I can certainly build out a slightly more mature strawdog implementation that is setup to deploy as a container as a weekend project. From there the big lift would be all the dotting of i's and crossing of t's to get it actually deployed and the MediaWiki side glue written. Right now I don't have the emotional energy to do those bits, so if others wanted to pitch in on that direction it would be helpful. I suppose we will need to satisfy someone about the long term maintenance of a new service too. I don't anticipate it as being any real long term burden at the moment, but we've got a lot of shared trauma about "permanent ownership" of things to work through.

This should be re-evaluated now that the conversion to Shellbox is done.

Addressing "SyntaxHighlight extension is slow", we can:

  • add some more Shellbox replicas and/or php-fpm workers
  • look into improving pygments' CSS/JS/Lua lexers upstream since those are what's most commonly used from skimming the logs
  • implement a proper pygments-server that handles requests directly. The main thing we cut out is the act of shelling out, and probably some indirection with Apache/PHP-FPM. We'd want to make sure we retain per-request CPU/memory/time limits given pygments' history of ReDoS attacks

For large pages like https://www.wikidata.org/wiki/Wikidata:SPARQL_query_service/queries/examples which have a ton of <syntaxhighlight> tags, another strategy could be to globally keep track of how much time has been spent so far, and once we're at say, 75% of the request time limit, bail and just format the remaining tags as plain text.
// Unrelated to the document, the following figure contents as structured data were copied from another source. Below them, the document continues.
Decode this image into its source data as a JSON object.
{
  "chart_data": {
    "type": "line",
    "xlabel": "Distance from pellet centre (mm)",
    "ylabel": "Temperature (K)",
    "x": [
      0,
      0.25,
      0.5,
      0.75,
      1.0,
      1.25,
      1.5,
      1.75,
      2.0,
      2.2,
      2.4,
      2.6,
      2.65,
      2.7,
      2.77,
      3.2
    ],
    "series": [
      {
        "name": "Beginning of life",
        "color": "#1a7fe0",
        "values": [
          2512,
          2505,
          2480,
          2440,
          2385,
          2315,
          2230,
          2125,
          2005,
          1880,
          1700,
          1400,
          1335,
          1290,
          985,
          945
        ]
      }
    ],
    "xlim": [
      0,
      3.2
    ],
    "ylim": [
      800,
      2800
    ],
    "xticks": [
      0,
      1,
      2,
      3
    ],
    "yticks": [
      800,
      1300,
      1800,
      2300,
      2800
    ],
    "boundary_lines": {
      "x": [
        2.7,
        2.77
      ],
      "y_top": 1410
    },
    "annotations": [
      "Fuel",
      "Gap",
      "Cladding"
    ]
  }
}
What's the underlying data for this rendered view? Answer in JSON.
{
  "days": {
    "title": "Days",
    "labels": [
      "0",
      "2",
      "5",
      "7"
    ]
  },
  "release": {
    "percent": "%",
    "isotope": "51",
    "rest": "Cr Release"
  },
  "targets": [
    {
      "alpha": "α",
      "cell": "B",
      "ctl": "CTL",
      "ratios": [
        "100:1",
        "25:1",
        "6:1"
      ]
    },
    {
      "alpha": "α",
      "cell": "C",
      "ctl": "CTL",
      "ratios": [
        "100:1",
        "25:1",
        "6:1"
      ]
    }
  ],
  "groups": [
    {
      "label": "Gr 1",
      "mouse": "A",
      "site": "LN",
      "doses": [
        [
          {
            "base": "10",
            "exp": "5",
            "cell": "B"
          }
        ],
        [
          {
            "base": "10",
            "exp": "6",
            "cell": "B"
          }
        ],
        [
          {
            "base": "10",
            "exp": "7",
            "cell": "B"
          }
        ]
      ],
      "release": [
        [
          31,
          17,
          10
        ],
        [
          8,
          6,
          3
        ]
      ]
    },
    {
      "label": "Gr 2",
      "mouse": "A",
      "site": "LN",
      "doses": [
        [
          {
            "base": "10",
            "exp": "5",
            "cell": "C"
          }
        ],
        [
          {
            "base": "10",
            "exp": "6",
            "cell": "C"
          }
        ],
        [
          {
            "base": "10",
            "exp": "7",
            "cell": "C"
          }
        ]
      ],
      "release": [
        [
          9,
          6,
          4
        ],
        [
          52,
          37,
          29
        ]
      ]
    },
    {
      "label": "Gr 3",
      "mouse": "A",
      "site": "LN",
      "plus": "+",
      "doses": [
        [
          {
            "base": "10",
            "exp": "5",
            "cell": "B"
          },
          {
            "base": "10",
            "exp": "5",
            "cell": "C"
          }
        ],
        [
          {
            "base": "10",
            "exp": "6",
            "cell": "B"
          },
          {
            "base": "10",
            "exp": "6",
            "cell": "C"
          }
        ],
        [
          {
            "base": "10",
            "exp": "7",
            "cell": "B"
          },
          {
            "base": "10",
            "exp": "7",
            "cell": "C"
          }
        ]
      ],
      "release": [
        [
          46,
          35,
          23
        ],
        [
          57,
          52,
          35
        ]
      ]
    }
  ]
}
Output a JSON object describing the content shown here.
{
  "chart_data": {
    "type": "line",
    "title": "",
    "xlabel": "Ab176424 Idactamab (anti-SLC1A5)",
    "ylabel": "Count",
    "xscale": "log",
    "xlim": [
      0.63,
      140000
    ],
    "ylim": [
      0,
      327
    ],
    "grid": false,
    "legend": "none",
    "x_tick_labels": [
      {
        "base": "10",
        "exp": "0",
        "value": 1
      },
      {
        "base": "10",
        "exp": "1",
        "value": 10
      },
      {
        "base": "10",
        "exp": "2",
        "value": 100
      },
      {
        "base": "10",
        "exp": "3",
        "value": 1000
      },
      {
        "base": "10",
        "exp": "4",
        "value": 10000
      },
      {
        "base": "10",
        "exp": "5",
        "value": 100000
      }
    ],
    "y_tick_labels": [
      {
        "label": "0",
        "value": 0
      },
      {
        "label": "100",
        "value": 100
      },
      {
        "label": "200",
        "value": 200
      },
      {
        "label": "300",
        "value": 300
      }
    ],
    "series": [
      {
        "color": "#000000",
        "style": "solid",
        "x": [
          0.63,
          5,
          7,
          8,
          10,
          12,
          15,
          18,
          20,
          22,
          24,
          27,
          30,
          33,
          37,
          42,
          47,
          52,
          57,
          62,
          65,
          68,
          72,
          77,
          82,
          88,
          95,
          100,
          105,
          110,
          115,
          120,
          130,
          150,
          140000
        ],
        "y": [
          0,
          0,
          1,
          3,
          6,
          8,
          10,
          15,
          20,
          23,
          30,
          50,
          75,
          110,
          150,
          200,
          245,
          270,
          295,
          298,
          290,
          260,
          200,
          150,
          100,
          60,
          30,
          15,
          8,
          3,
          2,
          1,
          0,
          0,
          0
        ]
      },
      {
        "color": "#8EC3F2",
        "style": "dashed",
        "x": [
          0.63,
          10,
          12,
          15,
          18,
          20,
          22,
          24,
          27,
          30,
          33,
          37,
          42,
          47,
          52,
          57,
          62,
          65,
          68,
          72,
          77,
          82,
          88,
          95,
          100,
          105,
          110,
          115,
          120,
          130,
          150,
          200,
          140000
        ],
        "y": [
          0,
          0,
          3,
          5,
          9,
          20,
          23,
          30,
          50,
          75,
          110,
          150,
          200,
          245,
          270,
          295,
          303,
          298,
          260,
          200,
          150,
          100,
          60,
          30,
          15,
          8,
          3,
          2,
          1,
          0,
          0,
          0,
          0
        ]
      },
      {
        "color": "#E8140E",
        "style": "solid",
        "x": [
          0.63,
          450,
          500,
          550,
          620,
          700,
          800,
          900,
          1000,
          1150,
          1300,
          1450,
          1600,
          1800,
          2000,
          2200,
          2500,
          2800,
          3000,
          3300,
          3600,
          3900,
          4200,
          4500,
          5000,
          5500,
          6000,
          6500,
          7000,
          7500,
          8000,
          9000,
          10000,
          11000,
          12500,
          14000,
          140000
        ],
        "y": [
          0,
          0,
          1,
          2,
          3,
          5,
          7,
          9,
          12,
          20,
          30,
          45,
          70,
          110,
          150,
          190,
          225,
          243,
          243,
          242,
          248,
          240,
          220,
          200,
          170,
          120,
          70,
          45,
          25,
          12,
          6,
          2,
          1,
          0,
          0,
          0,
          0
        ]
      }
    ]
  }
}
We have some timing metrics on the Shellbox side at https://grafana.wikimedia.org/d/RKogW1m7z/shellbox?orgId=1&var-dc=eqiad%20prometheus%2Fk8s&var-service=shellbox&var-namespace=shellbox-syntaxhighlight&var-release=main and from the appserver side at https://grafana.wikimedia.org/d/VTCkm29Wz/envoy-telemetry?orgId=1&var-datasource=eqiad%20prometheus%2Fops&var-origin=appserver&var-origin_instance=All&var-destination=shellbox-syntaxhighlight&from=now-1h&to=now

Perhaps some sort of batching would be possible as well.

The idea of batching kind of against the grain (both for for parser extensions, and for Shellbox). But... Shellbox does use HTTP underneath so it wouldn't be too far fetched to utilize MultiHttpClient in some way. And, as far as parser extensions go, this one doesn't do any recursion so some kind of early preload batch that populates a keyed array to re-use during the actual parser hook callback might work (or build up batch and re-insert in a late step but that seems more fragile as it would then rely on it for correctness vs only as preload optimisation).